Kendrariadi menyatakan pada 2010 total nilai industri farmasi di Indonesia mencapai US$ 3,7 miliar. Tahun ini angka itu diperkirakan meningkat menjadi US$ 4,7 miliar.
Rata-rata industri farmasi tumbuh 13,4 persen per tahun. Kalangan pengusaha memperkirakan pada tahun 2014 angka tersebut naik menjadi US$ 6,1 miliar. “Dari total nilai itu 25 persen untuk keperluan bahan baku,” ucapnya.
Untuk menemukan dan membentuk molekul butuh biaya besar. Biaya yang dikeluarkan untuk pembuatan satu molekul bahan baku diperkirakan mencapai US$ 1 miliar.
Ketua Bendahara GP Farmasi DKI Jakarta, Teddy Iman Soewahjo, menuturkan keinginan kuat pemerintah diperlukan karena tingginya biaya ini. “Salah satunya untuk keperluan riset,” kata Teddy.
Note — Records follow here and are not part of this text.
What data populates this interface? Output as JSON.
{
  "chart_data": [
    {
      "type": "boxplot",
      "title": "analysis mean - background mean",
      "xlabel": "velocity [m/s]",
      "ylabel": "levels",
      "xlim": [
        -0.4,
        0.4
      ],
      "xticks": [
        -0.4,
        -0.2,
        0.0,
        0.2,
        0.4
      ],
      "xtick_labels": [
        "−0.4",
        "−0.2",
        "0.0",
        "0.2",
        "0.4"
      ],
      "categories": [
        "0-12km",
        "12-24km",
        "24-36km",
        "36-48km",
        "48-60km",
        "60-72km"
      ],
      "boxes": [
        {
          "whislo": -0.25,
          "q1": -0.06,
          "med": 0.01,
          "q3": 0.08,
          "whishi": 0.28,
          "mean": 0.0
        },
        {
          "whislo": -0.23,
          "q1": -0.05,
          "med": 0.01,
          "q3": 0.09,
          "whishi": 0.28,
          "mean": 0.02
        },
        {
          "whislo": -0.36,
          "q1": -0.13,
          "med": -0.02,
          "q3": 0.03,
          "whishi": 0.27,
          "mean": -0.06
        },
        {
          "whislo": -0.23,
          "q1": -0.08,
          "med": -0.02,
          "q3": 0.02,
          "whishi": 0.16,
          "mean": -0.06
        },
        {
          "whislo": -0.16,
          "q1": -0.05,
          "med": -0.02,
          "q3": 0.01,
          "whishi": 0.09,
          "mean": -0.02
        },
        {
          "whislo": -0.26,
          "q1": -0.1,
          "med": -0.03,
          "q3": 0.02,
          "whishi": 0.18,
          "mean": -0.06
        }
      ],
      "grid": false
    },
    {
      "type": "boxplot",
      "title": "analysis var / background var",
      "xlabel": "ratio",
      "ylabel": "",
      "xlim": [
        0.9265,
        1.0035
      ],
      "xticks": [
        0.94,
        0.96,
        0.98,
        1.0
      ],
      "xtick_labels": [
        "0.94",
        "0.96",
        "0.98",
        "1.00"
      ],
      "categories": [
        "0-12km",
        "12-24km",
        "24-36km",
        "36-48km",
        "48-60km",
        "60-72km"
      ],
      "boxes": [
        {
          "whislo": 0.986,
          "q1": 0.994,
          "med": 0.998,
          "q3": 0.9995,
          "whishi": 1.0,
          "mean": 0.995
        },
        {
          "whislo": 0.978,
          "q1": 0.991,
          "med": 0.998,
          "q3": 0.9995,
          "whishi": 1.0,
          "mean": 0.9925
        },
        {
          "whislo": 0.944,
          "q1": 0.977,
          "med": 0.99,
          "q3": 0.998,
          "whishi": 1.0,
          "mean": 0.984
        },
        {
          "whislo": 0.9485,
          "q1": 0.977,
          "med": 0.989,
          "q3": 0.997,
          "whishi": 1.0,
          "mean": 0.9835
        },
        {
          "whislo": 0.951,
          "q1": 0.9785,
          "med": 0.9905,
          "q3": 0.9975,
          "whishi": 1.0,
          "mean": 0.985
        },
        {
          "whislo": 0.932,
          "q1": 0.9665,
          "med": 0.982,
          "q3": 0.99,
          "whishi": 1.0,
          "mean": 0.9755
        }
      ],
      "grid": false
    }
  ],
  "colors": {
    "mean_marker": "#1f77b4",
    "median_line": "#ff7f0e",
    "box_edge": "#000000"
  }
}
Menurut dia, jika tetap dipaksakan dibuat di dalam negeri dengan biaya seperti itu harga keluaran produk farmasi itu tidak memiliki daya saing dengan produk impor seperti Cina dan India. Di kedua negara itu material dasar untuk pembuatan bahan baku industri farmasi sudah tersedia. “Mereka sudah punya bahan dasar kimia,” ucapnya.